Tentative T. labrata - Trirhabda labrata
Various (Scott's Valley & Rio Del Mar), Santa Cruz County, California, USA
Size: BL ~7.5mm
The five specimens above are from Randy Morgan's synoptic insect collection at UCSC for Santa Cruz County. The companion posts below give alternate views of some of these specimens:


Although these were not previously identified to species, I'm tentatively placing them under T. labrata based on studying the specimens and the works of Blake, Wilcox, and Swigoňová & Kjer (cf. references on the species info page).

The gestalt of these specimens, and the fact that they were collected on Baccharis pilularis, narrows the species to either T. flavolimbata or T. labrata. Blake (see pg. 30) indicated that T. labrata has larger, more metallic pronotal spots than T. flavolimbata, and also sparser pubescence on the elytra (making it appear more brilliantly colored). That, together with a number of other subtle characters culled from Blake's key and descriptions, and from the character matrix on pg. 371 of Swigoňová & Kjer(1), lead me to tentatively place these under T. labrata. Blake's remark (again on pg. 30), about the uncertainly in assigning Mannerheim's type to T. flavolimbata vs. T. labrata, seems especially relevant when one tries to distinguish specimens with character states varying near the borderlines between the two taxa. (Although, when available, images of aedeagi can help clearly distinguish the two...see Blake's Figures 17 & 19 here, and this image.)

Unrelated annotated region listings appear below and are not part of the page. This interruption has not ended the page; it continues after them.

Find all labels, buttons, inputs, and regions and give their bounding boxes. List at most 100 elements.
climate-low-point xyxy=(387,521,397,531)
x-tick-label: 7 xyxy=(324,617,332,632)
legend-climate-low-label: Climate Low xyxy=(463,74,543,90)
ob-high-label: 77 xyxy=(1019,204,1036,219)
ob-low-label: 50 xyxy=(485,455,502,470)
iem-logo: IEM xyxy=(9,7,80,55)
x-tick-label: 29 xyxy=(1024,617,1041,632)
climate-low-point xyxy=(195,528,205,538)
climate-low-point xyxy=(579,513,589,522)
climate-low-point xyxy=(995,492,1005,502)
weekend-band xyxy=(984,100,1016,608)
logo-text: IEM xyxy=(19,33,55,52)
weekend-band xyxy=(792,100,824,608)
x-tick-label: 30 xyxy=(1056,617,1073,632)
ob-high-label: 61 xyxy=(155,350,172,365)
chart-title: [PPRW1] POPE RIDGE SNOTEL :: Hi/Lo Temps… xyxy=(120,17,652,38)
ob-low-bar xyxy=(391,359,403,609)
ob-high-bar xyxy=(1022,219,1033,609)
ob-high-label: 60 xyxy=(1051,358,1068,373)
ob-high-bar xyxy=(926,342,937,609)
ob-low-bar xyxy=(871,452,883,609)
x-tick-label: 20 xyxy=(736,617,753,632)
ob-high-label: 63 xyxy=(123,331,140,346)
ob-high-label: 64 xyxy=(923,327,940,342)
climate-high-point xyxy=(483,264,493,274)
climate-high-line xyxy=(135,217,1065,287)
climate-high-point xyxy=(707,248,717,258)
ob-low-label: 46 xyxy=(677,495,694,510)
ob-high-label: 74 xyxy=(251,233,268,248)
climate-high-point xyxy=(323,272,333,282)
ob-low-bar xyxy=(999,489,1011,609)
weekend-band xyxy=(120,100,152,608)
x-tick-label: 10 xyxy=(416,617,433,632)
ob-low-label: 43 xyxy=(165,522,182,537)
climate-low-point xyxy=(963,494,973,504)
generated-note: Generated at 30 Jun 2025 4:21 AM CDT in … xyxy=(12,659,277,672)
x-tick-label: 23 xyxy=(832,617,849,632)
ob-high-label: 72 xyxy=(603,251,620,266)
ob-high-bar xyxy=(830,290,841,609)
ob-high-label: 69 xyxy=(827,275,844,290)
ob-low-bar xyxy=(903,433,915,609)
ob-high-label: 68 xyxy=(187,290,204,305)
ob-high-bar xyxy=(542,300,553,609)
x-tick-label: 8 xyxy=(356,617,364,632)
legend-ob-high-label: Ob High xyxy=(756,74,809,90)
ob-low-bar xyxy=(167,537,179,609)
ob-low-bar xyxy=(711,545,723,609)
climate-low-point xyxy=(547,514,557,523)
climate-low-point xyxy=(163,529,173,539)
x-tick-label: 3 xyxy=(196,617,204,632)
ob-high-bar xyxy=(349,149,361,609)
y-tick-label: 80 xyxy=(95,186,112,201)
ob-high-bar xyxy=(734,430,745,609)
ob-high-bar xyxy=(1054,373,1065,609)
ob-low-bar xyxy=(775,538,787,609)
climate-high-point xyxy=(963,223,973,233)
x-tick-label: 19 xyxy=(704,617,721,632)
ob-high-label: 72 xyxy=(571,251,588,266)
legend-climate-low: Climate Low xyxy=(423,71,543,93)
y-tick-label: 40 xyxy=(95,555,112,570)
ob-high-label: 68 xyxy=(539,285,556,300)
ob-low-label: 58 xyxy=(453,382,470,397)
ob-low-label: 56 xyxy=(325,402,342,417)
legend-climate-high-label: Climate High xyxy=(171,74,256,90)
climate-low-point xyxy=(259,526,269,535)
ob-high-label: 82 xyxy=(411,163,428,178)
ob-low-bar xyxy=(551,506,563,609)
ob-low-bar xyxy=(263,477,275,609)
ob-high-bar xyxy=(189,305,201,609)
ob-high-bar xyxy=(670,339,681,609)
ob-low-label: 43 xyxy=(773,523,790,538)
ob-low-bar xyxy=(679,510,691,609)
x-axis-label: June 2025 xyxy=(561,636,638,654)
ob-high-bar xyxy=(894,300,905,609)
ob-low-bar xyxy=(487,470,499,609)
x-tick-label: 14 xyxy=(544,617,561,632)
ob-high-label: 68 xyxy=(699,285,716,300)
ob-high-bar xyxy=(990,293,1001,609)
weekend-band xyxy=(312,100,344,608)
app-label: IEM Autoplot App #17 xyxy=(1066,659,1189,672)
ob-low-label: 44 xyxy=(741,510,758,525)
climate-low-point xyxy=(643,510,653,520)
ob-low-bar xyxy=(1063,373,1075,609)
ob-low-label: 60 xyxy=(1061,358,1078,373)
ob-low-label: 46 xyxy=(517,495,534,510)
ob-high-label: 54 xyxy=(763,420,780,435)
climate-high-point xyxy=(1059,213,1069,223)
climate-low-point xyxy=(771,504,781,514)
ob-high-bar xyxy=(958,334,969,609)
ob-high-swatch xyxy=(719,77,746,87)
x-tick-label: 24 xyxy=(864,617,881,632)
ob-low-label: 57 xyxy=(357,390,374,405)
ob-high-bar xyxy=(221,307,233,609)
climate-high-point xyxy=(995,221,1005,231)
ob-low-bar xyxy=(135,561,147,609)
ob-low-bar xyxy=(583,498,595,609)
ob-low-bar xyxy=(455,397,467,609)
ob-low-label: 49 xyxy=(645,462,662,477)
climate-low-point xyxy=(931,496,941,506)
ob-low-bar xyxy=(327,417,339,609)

I hope to visit and study the collections at the California Academy of Sciences and the Essig Museum at some point soon to see if I can get a more definitive idea on the determination here. In the meantime, I'd much appreciate any helpful comments, corrections, or confirmations from those who have knowledge and experience with this group.

These five specimens may turn out to include both T. labrata and T. flavolimbata, though the darkish, polished-looking, pronotum of the specimen on the bottom right seems especially similar to the type of T. labrata (except that it's missing the wrong antenna! :-). But at this point, for various reasons, I believe it's best to place these under T. labrata.